En efecto, Cecilia estaba muy ocupada porque iba a publicar un recetario. Pero antes de entregar sus fórmulas al librero que las haría copiar a los esclavos amanuenses y vendería los ejemplares en las tiendas del Argileto —por fin, entre los pésimos poemas que tanto habían hecho enfurecer a Catulo, un libro útil—, quería comprobar por última vez la eficacia de sus preparados. Era un trabajo ingente que se añadía a los preparativos de la boda. Cecilia se iba a casar dentro de poco: había aceptado, con su consentimiento, la propuesta de matrimonio de Publio Cornelio Léntulo Espínter.

Desde un punto de vista político era una unión ideal, pero no me había convencido solo la oportunidad estratégica. Quería que el matrimonio ofreciese a Cecilia más de lo que me había ofrecido a mí.
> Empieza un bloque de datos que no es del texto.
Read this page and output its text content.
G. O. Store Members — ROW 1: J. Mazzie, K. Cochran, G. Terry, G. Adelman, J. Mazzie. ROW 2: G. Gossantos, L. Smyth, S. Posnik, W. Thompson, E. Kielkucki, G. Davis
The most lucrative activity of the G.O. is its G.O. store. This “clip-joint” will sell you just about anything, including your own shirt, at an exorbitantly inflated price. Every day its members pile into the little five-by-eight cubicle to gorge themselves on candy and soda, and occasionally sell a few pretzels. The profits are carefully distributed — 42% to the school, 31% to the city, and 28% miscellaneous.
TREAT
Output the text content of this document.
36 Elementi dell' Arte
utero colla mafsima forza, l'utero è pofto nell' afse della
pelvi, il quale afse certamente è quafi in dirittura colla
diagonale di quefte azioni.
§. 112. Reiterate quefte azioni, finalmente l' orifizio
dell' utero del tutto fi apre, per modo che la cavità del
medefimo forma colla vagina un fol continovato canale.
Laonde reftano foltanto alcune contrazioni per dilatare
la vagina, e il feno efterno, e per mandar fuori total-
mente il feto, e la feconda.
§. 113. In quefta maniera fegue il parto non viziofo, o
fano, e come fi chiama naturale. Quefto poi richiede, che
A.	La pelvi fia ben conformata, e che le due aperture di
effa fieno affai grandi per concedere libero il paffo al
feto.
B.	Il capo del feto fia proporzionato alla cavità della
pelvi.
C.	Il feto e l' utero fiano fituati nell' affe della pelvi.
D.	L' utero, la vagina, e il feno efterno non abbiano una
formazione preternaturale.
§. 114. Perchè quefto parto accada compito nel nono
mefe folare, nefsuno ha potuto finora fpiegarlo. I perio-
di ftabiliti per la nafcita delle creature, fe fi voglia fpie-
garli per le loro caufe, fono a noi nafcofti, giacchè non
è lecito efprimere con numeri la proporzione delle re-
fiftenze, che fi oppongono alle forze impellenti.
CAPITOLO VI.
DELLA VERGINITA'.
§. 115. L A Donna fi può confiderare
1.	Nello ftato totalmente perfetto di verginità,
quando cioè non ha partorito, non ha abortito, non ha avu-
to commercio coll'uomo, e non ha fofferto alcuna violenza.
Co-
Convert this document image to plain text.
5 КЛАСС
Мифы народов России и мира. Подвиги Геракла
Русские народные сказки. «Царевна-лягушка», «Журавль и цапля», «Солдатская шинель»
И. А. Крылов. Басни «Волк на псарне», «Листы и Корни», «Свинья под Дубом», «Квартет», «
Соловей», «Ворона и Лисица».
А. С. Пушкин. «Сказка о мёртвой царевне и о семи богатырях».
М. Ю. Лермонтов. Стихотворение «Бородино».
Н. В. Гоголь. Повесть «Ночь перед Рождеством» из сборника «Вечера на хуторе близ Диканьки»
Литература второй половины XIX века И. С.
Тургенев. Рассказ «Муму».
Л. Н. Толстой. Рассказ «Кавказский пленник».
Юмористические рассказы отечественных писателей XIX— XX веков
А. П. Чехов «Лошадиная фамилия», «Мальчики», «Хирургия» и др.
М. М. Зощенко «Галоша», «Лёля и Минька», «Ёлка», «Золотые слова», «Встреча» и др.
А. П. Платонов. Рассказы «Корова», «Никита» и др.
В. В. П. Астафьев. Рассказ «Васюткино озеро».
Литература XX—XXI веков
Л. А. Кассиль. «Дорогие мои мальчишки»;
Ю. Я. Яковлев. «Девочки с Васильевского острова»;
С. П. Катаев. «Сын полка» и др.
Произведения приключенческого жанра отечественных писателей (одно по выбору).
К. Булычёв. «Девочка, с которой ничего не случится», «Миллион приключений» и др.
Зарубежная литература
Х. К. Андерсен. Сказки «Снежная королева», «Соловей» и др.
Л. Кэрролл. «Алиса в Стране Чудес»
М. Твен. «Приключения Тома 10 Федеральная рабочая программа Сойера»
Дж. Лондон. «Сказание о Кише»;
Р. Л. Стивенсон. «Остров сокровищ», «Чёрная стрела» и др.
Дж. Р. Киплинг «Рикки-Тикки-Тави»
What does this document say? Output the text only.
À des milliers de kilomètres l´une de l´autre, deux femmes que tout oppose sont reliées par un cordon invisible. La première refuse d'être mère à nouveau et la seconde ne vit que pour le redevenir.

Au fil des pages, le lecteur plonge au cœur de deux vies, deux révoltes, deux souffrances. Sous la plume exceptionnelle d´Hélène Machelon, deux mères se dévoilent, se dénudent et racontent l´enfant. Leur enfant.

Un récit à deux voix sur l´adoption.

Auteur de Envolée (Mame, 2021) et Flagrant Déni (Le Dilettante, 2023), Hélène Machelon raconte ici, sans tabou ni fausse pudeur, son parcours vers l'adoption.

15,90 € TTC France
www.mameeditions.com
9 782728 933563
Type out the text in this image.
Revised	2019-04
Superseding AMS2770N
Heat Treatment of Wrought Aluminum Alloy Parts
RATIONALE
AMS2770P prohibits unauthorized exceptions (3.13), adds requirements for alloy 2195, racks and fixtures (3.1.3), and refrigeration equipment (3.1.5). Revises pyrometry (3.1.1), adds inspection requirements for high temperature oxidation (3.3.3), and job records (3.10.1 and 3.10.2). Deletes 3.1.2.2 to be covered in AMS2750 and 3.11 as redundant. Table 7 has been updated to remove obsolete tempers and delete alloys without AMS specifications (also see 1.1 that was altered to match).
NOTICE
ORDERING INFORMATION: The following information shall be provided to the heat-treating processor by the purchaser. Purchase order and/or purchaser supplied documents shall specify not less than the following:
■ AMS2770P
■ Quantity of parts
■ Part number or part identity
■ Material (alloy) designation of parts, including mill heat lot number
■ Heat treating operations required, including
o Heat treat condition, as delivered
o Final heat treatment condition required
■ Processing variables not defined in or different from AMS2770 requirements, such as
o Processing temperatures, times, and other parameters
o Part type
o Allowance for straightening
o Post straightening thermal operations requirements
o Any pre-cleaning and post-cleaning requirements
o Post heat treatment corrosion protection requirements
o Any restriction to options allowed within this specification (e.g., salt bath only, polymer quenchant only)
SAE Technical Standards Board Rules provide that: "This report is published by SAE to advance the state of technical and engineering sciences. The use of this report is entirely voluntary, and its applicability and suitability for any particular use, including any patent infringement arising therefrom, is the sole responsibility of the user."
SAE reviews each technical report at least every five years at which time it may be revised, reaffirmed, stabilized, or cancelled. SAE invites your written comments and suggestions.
Antes de tomar una decisión, le pedí su opinión y ella me respondió simplemente: «Sí, de acuerdo», sin comentar nada. Cuando intenté ahondar en sus sentimientos, replicó: «No te preocupes». Una respuesta que me daba cada vez más a menudo y que yo detestaba porque, de hecho, no era una respuesta sino un modo de apartarme, como si fuese una vieja que ya solo podía retirarse en un rincón, alejarse de la vida. Quizá era justo que fuese así… pero no podía evitar sentirme como si me hubiesen abandonado en la orilla de un río que fluía rápidamente hacia una desembocadura que nunca llegaría a ver.

En esa ocasión, sin embargo, su independencia me tranquilizó, pues podía olvidarme de los preparativos de la boda e irme a Bayas sin preocuparme. Mi madre no lo habría hecho nunca, desde luego, pero… ¡una vez más, no seguiría su ejemplo!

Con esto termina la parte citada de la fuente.